India Should Ban Cryptocurrencies, Says RBI Deputy
India should ban cryptocurrencies as they are related to Ponzi schemes or worse and they pose a threat to financial and macroeconomic stability, a deputy governor at the Reserve Bank of India (RBI) said.
“We have also seen that cryptocurrencies are not amenable to definition as a currency, asset or commodity; they have no underlying cash flows, they have no intrinsic value; that they are akin to Ponzi schemes, and maybe even be worse,” T. Rabi Sankar said in a speech.
Sankar’s comments have come after the Indian government established a taxation framework for cryptocurrencies.
On February 1, 2022, India decided to regulate cryptocurrencies by introducing a tax of 30% on income from transactions involving digital assets, Blockchain.News reported.
Blockchain.News also reported that India’s Finance Minister Nirmala Sitharaman came out guns blazing to clarify that cryptocurrency taxation is a “sovereign right” and “corrective action”.
Sitharaman clearly noted that while the “profit emanating from transactions associated to cryptocurrency has been taxed, nothing has been done, at the moment, to legalise, ban or de-legalise it”.
Sitharaman also clarified doubts about the future of cryptocurrency in the country, stating that if there were any final decisions on prohibiting digital currencies, it would only come after due consultation from all stakeholders.

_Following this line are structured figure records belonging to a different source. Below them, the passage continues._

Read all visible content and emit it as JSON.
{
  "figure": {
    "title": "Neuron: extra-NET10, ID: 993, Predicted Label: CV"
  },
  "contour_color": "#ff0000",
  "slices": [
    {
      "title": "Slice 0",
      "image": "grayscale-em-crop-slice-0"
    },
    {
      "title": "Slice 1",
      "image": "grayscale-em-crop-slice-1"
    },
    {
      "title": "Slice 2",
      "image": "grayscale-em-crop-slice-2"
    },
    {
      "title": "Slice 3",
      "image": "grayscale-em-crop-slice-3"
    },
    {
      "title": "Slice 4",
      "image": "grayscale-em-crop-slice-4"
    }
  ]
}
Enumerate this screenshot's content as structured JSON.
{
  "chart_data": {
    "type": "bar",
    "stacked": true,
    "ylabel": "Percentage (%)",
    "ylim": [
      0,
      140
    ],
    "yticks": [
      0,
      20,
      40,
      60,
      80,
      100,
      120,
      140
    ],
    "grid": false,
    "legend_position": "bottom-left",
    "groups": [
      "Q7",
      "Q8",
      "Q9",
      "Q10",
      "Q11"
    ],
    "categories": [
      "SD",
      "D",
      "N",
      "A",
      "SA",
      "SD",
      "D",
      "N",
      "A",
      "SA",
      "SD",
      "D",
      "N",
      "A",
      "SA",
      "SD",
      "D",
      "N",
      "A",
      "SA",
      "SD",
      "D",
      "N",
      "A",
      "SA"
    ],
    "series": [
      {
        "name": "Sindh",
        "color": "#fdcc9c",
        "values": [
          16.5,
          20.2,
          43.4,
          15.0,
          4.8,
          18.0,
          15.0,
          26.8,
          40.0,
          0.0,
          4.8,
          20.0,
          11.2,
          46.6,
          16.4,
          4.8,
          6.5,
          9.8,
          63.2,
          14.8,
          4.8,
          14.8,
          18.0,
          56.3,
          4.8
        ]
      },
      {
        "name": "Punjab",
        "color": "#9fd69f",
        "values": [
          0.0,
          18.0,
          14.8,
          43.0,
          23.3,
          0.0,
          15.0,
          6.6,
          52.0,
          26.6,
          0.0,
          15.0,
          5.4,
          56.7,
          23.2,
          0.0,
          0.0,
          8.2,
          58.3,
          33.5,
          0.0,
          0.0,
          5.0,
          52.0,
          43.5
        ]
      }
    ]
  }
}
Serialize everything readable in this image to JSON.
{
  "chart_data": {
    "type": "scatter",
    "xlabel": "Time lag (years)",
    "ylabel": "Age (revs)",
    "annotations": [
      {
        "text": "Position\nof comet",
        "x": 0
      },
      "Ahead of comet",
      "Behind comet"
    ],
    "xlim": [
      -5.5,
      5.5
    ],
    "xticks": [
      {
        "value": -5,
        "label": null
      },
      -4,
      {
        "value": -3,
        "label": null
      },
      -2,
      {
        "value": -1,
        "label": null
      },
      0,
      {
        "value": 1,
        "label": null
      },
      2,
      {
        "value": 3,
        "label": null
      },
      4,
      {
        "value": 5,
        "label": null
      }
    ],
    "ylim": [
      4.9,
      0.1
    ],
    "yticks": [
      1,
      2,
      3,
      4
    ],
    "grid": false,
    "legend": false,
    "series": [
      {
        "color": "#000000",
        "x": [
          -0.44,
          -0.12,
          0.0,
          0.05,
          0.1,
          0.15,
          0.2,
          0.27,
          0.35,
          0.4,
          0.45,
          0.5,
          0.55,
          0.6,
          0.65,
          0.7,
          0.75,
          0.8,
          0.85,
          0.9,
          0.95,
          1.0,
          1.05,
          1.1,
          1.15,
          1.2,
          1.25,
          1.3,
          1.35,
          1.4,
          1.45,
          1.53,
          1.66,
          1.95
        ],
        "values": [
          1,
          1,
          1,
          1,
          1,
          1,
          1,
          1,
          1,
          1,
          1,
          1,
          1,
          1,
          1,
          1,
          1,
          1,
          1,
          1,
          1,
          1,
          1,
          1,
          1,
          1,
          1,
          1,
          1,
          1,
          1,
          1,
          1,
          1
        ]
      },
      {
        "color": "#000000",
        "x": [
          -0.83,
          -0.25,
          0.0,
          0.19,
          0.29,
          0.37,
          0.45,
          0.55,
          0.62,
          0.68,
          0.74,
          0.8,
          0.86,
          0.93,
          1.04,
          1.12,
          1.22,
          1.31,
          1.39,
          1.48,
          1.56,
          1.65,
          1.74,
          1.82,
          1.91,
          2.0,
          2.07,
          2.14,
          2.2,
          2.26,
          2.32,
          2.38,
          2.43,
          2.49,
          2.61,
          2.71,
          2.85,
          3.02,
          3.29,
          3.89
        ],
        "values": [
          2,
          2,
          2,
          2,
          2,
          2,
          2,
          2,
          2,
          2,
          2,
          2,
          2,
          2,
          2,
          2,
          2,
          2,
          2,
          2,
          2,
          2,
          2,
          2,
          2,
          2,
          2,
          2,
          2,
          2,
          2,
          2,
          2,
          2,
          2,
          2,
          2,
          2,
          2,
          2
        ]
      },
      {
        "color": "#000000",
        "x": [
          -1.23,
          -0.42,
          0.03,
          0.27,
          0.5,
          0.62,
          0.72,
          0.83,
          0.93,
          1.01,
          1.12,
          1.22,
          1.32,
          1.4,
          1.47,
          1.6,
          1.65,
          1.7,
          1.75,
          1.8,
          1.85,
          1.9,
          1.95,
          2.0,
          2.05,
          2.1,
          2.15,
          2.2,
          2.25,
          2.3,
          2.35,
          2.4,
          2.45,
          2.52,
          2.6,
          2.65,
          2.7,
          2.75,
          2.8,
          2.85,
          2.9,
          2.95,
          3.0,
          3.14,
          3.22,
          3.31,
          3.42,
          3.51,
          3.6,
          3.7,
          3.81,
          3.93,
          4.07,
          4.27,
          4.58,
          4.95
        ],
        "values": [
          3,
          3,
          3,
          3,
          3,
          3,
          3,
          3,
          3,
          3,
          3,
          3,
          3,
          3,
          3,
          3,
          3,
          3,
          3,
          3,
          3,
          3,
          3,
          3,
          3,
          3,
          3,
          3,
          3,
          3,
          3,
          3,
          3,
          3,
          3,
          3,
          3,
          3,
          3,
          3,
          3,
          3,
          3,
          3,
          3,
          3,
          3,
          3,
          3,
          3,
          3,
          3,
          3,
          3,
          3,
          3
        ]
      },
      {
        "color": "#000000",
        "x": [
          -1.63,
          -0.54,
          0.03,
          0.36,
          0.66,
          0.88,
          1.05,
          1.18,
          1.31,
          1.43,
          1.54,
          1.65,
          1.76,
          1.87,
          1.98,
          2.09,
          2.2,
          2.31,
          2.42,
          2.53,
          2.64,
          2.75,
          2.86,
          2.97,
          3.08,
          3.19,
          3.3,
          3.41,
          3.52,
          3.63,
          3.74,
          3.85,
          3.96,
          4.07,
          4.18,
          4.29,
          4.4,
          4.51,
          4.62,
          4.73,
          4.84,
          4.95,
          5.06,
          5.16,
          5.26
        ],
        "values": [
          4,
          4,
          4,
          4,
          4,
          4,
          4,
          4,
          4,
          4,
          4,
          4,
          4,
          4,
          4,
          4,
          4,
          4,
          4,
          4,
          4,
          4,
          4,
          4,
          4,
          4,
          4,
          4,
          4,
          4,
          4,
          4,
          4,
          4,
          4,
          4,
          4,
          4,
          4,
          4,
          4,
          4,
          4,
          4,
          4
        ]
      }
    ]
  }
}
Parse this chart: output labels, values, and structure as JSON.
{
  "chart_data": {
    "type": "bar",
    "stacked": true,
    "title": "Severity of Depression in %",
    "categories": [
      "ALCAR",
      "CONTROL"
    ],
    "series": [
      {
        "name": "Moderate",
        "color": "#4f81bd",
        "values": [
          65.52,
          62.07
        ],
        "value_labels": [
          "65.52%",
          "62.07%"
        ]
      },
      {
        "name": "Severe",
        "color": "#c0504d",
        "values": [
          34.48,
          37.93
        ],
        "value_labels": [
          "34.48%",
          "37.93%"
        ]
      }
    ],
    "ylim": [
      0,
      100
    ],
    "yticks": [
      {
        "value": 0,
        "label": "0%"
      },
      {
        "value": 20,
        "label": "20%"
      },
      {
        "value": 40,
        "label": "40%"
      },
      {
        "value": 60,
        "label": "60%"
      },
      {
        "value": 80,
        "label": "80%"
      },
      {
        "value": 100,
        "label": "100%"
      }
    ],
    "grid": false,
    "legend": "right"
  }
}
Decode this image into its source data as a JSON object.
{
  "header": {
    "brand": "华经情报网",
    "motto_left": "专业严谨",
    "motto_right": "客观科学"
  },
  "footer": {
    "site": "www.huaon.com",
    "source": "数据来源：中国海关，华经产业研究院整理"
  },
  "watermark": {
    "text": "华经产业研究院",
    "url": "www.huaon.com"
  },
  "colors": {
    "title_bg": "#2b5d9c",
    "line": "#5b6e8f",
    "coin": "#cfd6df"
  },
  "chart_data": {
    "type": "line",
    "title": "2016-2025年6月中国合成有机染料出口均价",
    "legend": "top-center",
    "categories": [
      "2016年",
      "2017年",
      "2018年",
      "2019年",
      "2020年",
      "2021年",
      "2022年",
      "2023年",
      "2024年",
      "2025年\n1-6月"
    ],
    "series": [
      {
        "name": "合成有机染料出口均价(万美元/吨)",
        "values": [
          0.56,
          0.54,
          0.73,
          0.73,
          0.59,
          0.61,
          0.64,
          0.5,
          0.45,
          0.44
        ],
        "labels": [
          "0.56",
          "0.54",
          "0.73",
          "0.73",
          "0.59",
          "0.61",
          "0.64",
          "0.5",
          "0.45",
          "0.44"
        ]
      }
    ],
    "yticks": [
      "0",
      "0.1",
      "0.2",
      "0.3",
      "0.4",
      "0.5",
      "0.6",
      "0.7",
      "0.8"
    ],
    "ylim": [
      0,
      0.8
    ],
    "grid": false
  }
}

It gave hope to crypto exchanges and investors who have been arguing for the regulation of cryptocurrencies as an asset.
However, Sankar has been a firm supporter of an outright instead of regulation.
“Cryptocurrencies are not currencies, financial assets, real assets, or even digital assets. Therefore, it cannot be regulated by any financial sector regulator. It is not possible to regulate something that one cannot define,” he said.
“All these factors lead to the conclusion that banning cryptocurrency is perhaps the most advisable choice open to India.”
Sankar said that cryptocurrencies have been developed to bypass the regulated financial system and that he does not accept the argument that cryptocurrencies must be permitted for blockchain technology to thrive.
Sankar also pointed to a Wall Street Journal report that stated that there had been $14 billion worth of illicit transactions, involving cryptocurrencies last year.
According to industry estimates, there are about 15 million to 20 million cryptocurrency investors in India, with total holdings of about 400 billion Indian rupees ($5.3 billion).